In Faye’s narrative account, she talks about being admitted to a treatment facility at 16 years old for an eating disorder that went undiagnosed long enough for her to reach a dangerously low weight. At the center, she realized that she didn’t fit in with the other people at the facility. Faye was the only woman of color who could barely afford the treatment that was saving her life in a room full of upper middle-class women who did not experience the same generational trauma she had and would never be able to understand. Her story raises the important point that if there are fewer people of color seeking treatment in these kinds of programs, it’s not because people of color are less likely to have mental health issues, but because “[they] are more likely to hurt silently.” In fact, considering that poverty correlates with an increased risk of mental illness, the fact that black people have the highest poverty rate at 27.4% shows that there is a great disparity between people of color suffering from mental illness and people of color being able to access treatment.
This lack of seeking treatment is also to due to some misconceptions in the black community. First, there is this belief that mental health issues are ‘white issues’ and if the black community can get through slavery, then any black individual can get through something that is just produced in one’s own mind. This touches on a prevalent stigma of mental health in our society that an issue with mental health is a sign of weakness and for the black community, in a world plagued with hatred and racism, portraying any sign of weakness is not something they feel they can afford. Therefore, most black youths are taught to pray about it rather than go to therapy because faith in God should outweigh faith in a therapist. Some also base this on the belief that God doesn’t give a person more than they can handle, so prayer is the only thing necessary to move on from a mental illness. Because of these ideas sometimes found in the black community, black youth keep mental illness a secret and are not aware of self-help resources until they go away to college where there is often on campus college counseling, for instance.

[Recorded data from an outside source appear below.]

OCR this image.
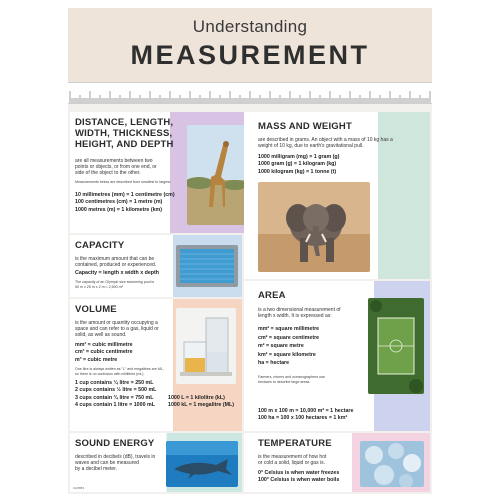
Understanding
MEASUREMENT
DISTANCE, LENGTH,
WIDTH, THICKNESS,
HEIGHT, AND DEPTH
are all measurements between two
points or objects, or from one end, or
side of the object to the other.
Measurements below are described from smallest to largest.
10 millimetres (mm) = 1 centimetre (cm)
100 centimetres (cm) = 1 metre (m)
1000 metres (m) = 1 kilometre (km)
MASS AND WEIGHT
are described in grams. An object with a mass of 10 kg has a
weight of 10 kg, due to earth's gravitational pull.
1000 milligram (mg) = 1 gram (g)
1000 gram (g) = 1 kilogram (kg)
1000 kilogram (kg) = 1 tonne (t)
CAPACITY
is the maximum amount that can be
contained, produced or experienced.
Capacity = length x width x depth
The capacity of an Olympic size swimming pool is
50 m x 25 m x 2 m = 2,500 m³
AREA
is a two dimensional measurement of
length x width. It is expressed as:
mm² = square millimetre
cm² = square centimetre
m² = square metre
km² = square kilometre
ha = hectare
Farmers, miners and oceanographers use
hectares to describe large areas.
100 m x 100 m = 10,000 m² = 1 hectare
100 ha = 100 x 100 hectares = 1 km²
VOLUME
is the amount or quantity occupying a
space and can refer to a gas, liquid or
solid, as well as sound.
mm³ = cubic millimetre
cm³ = cubic centimetre
m³ = cubic metre
One litre is always written as "L" and megalitres are ML,
so there is no confusion with millilitres (mL).
1 cup contains ¼ litre = 250 mL
2 cups contains ½ litre = 500 mL
3 cups contain ¾ litre = 750 mL
4 cups contain 1 litre = 1000 mL
1000 L = 1 kilolitre (kL)
1000 kL = 1 megalitre (ML)
SOUND ENERGY
described in decibels (dB), travels in
waves and can be measured
by a decibel meter.
CH5883
TEMPERATURE
is the measurement of how hot
or cold a solid, liquid or gas is.
0° Celsius is when water freezes
100° Celsius is when water boils
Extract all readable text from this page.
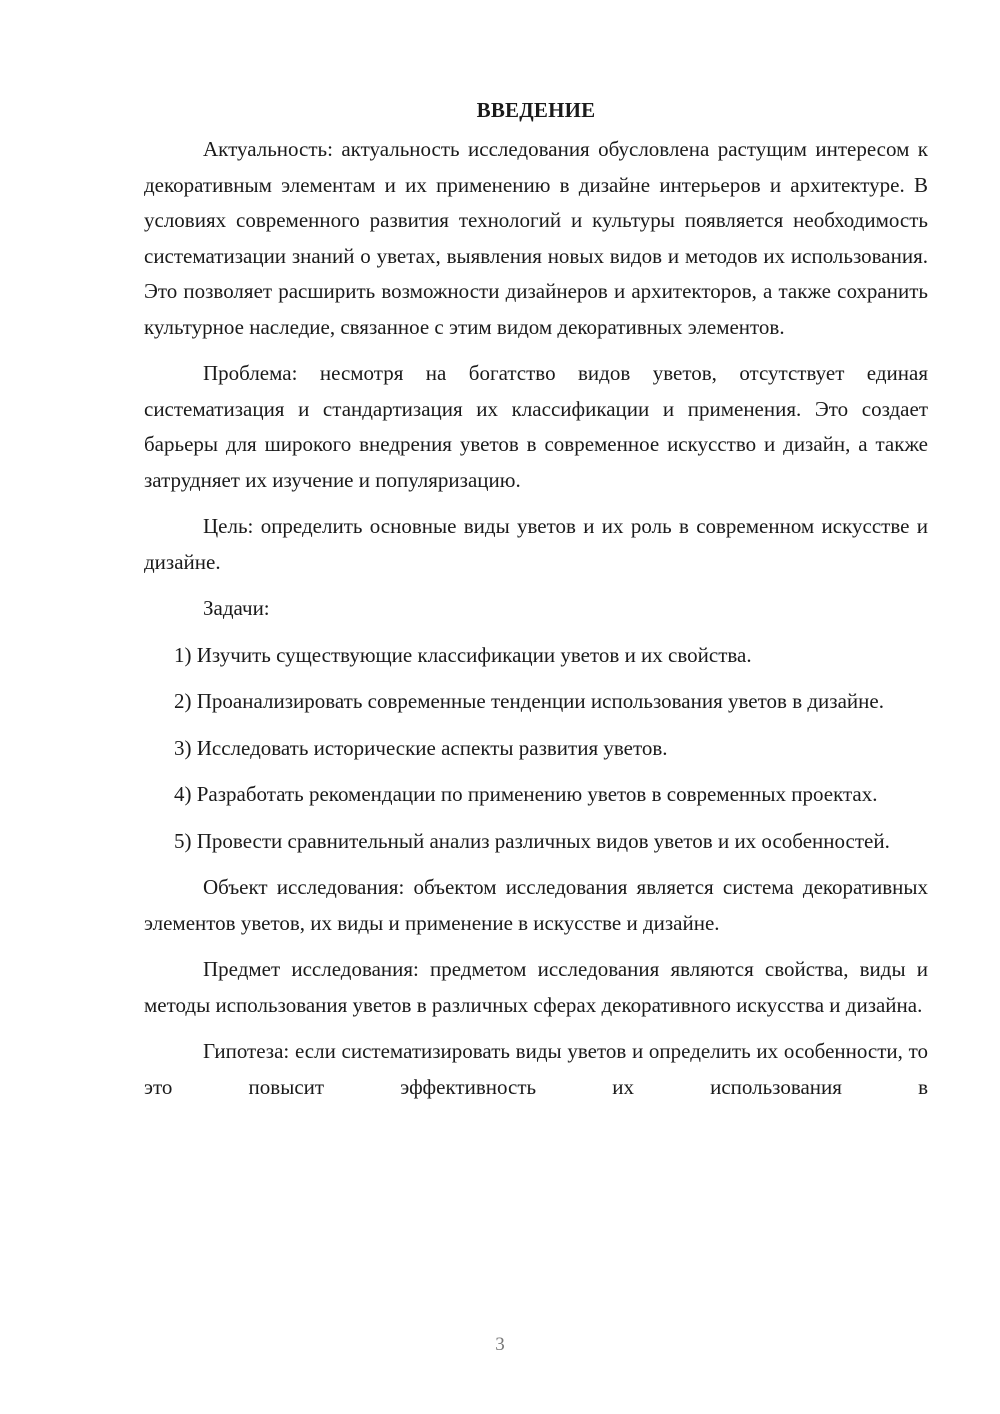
ВВЕДЕНИЕ

Актуальность: актуальность исследования обусловлена растущим интересом к декоративным элементам и их применению в дизайне интерьеров и архитектуре. В условиях современного развития технологий и культуры появляется необходимость систематизации знаний о уветах, выявления новых видов и методов их использования. Это позволяет расширить возможности дизайнеров и архитекторов, а также сохранить культурное наследие, связанное с этим видом декоративных элементов.

Проблема: несмотря на богатство видов уветов, отсутствует единая систематизация и стандартизация их классификации и применения. Это создает барьеры для широкого внедрения уветов в современное искусство и дизайн, а также затрудняет их изучение и популяризацию.

Цель: определить основные виды уветов и их роль в современном искусстве и дизайне.

Задачи:

1) Изучить существующие классификации уветов и их свойства.

2) Проанализировать современные тенденции использования уветов в дизайне.

3) Исследовать исторические аспекты развития уветов.

4) Разработать рекомендации по применению уветов в современных проектах.

5) Провести сравнительный анализ различных видов уветов и их особенностей.

Объект исследования: объектом исследования является система декоративных элементов уветов, их виды и применение в искусстве и дизайне.

Предмет исследования: предметом исследования являются свойства, виды и методы использования уветов в различных сферах декоративного искусства и дизайна.

Гипотеза: если систематизировать виды уветов и определить их особенности, то это повысит эффективность их использования в

3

On the other hand, it is not accurate to say that the black community is simply choosing to neglect the issues of mental health; the full narrative is more complicated than that. For example, there’s the issue of affordability where even though there are some programs that may provide some financial assistance, low-income individuals may not be able to afford expensive therapy while the church is free to attend. Another factor to consider is that members of the black community could be afraid of facing racial bias in the therapist’s office, contributing to their apprehension about reaching out for psychological help when facing mental health issues. There seems to be a disconnect in cultural competency within the psychological community that also contributes to the mental health of black youth being ignored or neglected.

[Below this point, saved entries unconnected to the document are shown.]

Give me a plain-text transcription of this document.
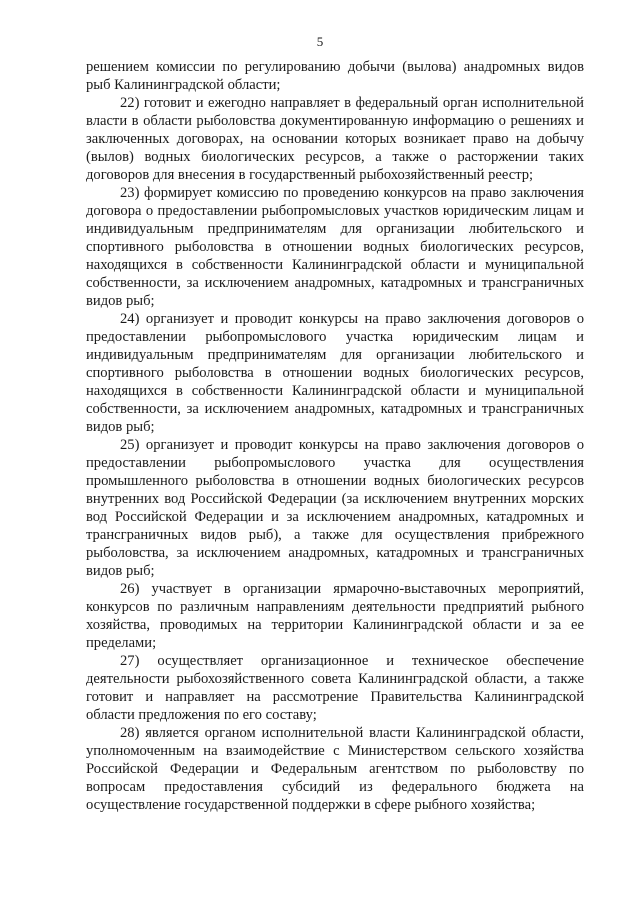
5

решением комиссии по регулированию добычи (вылова) анадромных видов рыб Калининградской области;

22) готовит и ежегодно направляет в федеральный орган исполнительной власти в области рыболовства документированную информацию о решениях и заключенных договорах, на основании которых возникает право на добычу (вылов) водных биологических ресурсов, а также о расторжении таких договоров для внесения в государственный рыбохозяйственный реестр;

23) формирует комиссию по проведению конкурсов на право заключения договора о предоставлении рыбопромысловых участков юридическим лицам и индивидуальным предпринимателям для организации любительского и спортивного рыболовства в отношении водных биологических ресурсов, находящихся в собственности Калининградской области и муниципальной собственности, за исключением анадромных, катадромных и трансграничных видов рыб;

24) организует и проводит конкурсы на право заключения договоров о предоставлении рыбопромыслового участка юридическим лицам и индивидуальным предпринимателям для организации любительского и спортивного рыболовства в отношении водных биологических ресурсов, находящихся в собственности Калининградской области и муниципальной собственности, за исключением анадромных, катадромных и трансграничных видов рыб;

25) организует и проводит конкурсы на право заключения договоров о предоставлении рыбопромыслового участка для осуществления промышленного рыболовства в отношении водных биологических ресурсов внутренних вод Российской Федерации (за исключением внутренних морских вод Российской Федерации и за исключением анадромных, катадромных и трансграничных видов рыб), а также для осуществления прибрежного рыболовства, за исключением анадромных, катадромных и трансграничных видов рыб;

26) участвует в организации ярмарочно-выставочных мероприятий, конкурсов по различным направлениям деятельности предприятий рыбного хозяйства, проводимых на территории Калининградской области и за ее пределами;

27) осуществляет организационное и техническое обеспечение деятельности рыбохозяйственного совета Калининградской области, а также готовит и направляет на рассмотрение Правительства Калининградской области предложения по его составу;

28) является органом исполнительной власти Калининградской области, уполномоченным на взаимодействие с Министерством сельского хозяйства Российской Федерации и Федеральным агентством по рыболовству по вопросам предоставления субсидий из федерального бюджета на осуществление государственной поддержки в сфере рыбного хозяйства;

A higher risk of mental illness should never correlate to protocols that silence suffering. “Praying away” chemical imbalances within someone’s brain or allowing people of color to continue to enlist shallow defense mechanisms (like self-deprecating humor and fake confidence) only leads to young black people to become sicker. While the black community and the black church have made advances in addressing mental health issues as serious issues that require professional help, the psychology community also has a duty to create a more inclusive therapeutic environment that considers all factors in addressing mental health, including culture. It’s the same issue that causes situations like police shootings of unarmed black people ‒ people of color’s voices are not being heard and we, as people of privilege, are literally killing them by not listening.